Cluster diagrams and exploratory writing

I have one word and I have to write a thousand word article in a day. How do I start? I am as perplexed as a dog whose family just brought home a new kitten.

I take out an unlined sheet of paper and start with that one word. Then, I work my brain. I am an average person. What would interest me? I think about that and write down other words around that first word. I create sprockets around my words. I now have a wheel.

Each sprocket has a word that holds a significant idea. It is not just a topic outline, but an idea generator. From each new word, I know that I can draw new sprockets. If I am not careful, I will have an overwhelming amount of information for my tidy thousand word article.

It is called a cluster diagram and I don’t know the first time when I first heard about it. The technique really helps me. In many different classes and on the job as a writer, this tool has come in handy.

I don’t stop at the first wheel. I spin another set of ideas off of the first wheel and soon there is another set of sprockets with more wheels around them. These fill in questions raised by the previous set of words.

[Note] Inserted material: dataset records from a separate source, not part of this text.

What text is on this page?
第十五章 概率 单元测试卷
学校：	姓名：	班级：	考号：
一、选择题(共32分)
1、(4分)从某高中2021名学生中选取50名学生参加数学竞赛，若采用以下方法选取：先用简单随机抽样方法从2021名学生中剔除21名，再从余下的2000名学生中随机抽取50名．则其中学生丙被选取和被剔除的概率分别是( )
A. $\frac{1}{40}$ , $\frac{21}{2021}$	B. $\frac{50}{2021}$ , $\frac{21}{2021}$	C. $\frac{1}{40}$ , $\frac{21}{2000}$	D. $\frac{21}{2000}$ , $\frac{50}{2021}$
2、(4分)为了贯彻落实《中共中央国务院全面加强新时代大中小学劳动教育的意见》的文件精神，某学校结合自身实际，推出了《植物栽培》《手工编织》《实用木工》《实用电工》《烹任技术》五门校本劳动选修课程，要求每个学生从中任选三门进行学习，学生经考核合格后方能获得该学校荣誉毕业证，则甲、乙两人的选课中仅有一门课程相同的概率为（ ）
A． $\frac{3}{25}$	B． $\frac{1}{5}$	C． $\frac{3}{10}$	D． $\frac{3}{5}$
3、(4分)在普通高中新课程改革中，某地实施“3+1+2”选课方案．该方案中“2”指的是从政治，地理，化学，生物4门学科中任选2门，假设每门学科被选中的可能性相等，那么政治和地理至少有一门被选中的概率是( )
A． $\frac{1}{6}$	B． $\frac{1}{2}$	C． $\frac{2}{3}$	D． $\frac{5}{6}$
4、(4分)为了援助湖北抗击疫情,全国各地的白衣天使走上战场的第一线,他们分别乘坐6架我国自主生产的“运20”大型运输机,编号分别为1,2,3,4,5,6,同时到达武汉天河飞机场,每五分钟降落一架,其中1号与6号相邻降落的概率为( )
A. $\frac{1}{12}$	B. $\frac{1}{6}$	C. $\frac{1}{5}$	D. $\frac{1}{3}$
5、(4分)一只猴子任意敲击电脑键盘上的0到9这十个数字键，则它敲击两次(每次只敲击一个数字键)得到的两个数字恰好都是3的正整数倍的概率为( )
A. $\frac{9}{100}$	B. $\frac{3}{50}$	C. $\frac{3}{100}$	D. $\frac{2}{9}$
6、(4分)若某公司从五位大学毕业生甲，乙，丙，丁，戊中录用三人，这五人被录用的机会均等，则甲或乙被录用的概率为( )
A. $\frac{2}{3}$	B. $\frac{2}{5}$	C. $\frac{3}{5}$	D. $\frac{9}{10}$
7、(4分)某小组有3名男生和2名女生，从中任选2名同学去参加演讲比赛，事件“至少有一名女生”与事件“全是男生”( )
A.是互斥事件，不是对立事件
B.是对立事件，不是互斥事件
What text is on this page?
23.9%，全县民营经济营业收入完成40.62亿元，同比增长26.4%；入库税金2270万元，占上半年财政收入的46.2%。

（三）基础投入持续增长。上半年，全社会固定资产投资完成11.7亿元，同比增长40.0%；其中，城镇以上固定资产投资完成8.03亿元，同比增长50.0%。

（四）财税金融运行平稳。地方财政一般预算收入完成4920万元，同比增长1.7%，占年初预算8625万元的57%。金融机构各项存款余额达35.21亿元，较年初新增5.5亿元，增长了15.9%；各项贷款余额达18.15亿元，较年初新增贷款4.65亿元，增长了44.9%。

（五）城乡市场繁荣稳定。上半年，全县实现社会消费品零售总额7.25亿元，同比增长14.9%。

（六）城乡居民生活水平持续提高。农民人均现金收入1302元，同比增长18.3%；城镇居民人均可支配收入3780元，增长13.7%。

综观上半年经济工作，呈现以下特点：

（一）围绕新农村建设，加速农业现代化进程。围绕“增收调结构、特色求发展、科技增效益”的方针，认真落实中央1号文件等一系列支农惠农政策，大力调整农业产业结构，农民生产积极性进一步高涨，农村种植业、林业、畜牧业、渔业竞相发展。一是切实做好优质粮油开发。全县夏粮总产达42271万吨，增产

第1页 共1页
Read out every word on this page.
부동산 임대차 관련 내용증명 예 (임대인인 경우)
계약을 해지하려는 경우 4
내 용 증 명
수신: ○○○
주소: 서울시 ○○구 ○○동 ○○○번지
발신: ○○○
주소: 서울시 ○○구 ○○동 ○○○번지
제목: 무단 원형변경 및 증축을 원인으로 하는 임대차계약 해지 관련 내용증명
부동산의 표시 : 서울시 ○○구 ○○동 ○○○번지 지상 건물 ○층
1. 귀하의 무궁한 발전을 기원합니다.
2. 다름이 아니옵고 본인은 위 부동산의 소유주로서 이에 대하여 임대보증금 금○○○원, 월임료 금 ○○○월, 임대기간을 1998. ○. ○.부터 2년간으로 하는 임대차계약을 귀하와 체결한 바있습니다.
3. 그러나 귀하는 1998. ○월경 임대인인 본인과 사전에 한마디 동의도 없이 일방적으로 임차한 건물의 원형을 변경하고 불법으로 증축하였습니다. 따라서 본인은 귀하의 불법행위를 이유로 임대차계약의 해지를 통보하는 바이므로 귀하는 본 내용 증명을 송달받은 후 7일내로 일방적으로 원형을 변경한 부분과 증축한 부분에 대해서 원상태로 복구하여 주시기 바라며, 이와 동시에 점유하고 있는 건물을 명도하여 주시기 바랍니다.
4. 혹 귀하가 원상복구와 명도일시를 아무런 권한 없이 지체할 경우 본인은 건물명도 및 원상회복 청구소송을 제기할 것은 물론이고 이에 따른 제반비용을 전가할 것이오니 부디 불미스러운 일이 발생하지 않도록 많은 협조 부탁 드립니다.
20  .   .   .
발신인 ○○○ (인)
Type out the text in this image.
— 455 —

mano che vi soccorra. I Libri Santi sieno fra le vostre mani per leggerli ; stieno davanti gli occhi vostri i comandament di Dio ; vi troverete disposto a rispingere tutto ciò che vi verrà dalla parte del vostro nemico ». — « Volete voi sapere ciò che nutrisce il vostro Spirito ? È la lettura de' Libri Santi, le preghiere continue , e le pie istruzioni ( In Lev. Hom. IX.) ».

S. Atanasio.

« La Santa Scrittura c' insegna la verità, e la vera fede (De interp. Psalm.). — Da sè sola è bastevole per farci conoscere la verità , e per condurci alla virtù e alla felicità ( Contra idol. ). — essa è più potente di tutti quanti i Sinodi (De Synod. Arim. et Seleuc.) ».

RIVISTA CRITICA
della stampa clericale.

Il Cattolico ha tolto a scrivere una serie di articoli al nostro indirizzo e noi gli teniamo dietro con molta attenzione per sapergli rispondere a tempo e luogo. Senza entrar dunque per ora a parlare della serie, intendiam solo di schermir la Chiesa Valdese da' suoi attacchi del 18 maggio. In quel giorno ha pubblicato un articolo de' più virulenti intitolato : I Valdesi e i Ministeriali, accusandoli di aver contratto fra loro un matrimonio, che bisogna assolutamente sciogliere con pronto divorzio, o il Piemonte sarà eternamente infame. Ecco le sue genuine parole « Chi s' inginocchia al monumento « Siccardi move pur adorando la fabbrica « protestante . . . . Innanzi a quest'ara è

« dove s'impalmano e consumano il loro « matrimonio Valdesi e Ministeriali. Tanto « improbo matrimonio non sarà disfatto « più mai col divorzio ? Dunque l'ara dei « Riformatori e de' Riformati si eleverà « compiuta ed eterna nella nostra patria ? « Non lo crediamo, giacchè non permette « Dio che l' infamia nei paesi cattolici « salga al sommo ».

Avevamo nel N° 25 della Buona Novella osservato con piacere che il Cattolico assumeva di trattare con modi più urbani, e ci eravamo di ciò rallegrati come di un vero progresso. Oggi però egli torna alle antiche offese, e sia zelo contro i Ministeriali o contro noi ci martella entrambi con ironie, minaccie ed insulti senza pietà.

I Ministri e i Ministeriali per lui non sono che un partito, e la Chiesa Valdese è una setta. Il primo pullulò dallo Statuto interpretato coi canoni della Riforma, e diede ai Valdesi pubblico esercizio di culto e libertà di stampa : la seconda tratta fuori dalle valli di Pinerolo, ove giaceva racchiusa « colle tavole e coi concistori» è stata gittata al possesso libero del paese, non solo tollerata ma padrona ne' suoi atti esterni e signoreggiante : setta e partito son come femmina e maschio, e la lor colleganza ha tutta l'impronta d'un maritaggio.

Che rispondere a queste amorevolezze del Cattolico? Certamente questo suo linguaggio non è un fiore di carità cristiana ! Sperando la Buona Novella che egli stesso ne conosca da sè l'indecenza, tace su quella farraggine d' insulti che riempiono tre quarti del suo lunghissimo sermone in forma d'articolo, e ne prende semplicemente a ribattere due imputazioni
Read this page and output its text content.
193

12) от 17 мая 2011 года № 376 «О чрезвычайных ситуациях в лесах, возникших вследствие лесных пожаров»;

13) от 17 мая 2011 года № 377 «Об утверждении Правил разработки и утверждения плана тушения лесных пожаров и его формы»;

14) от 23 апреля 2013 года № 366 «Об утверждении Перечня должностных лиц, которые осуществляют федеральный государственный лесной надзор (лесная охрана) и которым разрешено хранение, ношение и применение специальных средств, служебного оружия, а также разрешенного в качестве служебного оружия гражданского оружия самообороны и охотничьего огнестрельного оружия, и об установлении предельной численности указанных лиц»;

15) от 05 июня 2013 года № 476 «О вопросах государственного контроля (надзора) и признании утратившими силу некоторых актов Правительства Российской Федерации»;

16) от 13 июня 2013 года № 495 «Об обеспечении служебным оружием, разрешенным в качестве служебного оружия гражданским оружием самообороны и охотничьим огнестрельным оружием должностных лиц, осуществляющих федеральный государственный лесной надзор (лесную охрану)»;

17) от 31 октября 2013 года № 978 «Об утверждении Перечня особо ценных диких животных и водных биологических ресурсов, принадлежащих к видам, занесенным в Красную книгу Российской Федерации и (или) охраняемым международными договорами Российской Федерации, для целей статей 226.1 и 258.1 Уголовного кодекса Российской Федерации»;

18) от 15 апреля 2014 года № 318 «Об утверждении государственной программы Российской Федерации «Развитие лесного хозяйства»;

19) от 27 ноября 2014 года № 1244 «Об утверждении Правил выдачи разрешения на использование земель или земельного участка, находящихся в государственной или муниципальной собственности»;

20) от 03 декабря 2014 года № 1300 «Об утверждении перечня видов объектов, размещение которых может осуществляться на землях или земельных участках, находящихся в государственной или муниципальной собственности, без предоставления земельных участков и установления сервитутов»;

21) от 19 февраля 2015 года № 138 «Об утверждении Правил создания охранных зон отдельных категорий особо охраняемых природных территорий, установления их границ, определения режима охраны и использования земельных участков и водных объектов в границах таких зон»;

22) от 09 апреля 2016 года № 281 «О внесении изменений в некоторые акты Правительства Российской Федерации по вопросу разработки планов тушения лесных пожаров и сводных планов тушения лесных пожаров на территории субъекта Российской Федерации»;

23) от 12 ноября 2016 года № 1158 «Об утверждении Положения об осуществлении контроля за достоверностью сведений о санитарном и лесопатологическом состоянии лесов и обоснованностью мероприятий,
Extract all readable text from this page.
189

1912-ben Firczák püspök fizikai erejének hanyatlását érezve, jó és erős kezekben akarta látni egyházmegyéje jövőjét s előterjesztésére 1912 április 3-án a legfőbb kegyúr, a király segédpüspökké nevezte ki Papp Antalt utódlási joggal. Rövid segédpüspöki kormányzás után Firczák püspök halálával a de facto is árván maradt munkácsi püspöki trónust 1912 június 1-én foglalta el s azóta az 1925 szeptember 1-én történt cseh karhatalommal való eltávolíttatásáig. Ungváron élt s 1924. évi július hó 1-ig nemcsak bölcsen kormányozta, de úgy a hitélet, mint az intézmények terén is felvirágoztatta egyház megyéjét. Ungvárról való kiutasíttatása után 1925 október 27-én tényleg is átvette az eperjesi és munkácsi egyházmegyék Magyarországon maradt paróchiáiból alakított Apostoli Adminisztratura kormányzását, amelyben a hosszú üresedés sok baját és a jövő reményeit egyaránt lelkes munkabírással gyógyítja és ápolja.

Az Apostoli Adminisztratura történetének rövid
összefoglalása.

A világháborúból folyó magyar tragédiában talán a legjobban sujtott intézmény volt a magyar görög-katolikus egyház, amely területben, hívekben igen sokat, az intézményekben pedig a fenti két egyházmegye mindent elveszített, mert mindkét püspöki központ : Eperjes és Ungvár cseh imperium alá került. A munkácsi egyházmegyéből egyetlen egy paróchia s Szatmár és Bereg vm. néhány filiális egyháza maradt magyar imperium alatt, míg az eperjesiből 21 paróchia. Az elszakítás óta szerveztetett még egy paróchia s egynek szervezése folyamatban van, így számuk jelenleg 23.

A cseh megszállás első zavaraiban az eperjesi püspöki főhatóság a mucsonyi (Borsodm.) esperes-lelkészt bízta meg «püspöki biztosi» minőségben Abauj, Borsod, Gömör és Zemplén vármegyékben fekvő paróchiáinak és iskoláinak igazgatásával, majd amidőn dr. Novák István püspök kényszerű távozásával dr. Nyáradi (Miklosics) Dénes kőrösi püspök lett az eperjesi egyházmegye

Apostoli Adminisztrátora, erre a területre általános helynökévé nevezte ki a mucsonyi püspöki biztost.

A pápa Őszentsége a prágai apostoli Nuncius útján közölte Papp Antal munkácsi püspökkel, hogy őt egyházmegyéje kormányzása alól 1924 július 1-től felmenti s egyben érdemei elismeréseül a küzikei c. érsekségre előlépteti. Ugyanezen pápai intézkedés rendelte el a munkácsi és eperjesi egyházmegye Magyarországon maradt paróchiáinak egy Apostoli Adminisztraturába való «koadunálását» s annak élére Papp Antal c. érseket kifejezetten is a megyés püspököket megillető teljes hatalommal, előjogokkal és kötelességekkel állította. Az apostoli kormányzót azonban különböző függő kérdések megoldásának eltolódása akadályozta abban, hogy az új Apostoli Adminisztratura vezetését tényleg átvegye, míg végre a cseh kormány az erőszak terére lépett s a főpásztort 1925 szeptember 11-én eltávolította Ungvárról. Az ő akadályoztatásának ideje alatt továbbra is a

In the example here, I started with “cats.” Then, I considered words that conveyed ideas that I would have liked to write about concerning cats. In “behavior,” for example, I wondered whether cats play together because they are taught or because they just know. That’s why in the next set of sprockets I wrote the word “play” out from behavior.

Cluster Diagram, 2020.

With this cluster diagram in hand, my research will be a breeze. I can place my words into search engines or in interview questions to learn a lot about my topic or central question.

If I had not completed this diagram, I would have never known that Queen Nefertiti of Ancient Egypt had 500 cats. And here I thought that I suffered from kitty litter overload!

Thanks for reading. Peace.

3 thoughts on “Cluster diagrams and exploratory writing

  1. Wow, this reminds me of mind mapping, and I never really thought of using it as a tool for writing. I might want to give it a go tonight. Thanks for sharing, Helen!


  2. Awesome! I never thought of doing this word mapping thing. Brilliant and funny. Thanks Helen.


    1. You’re welcome Neva. Keep calm and write on.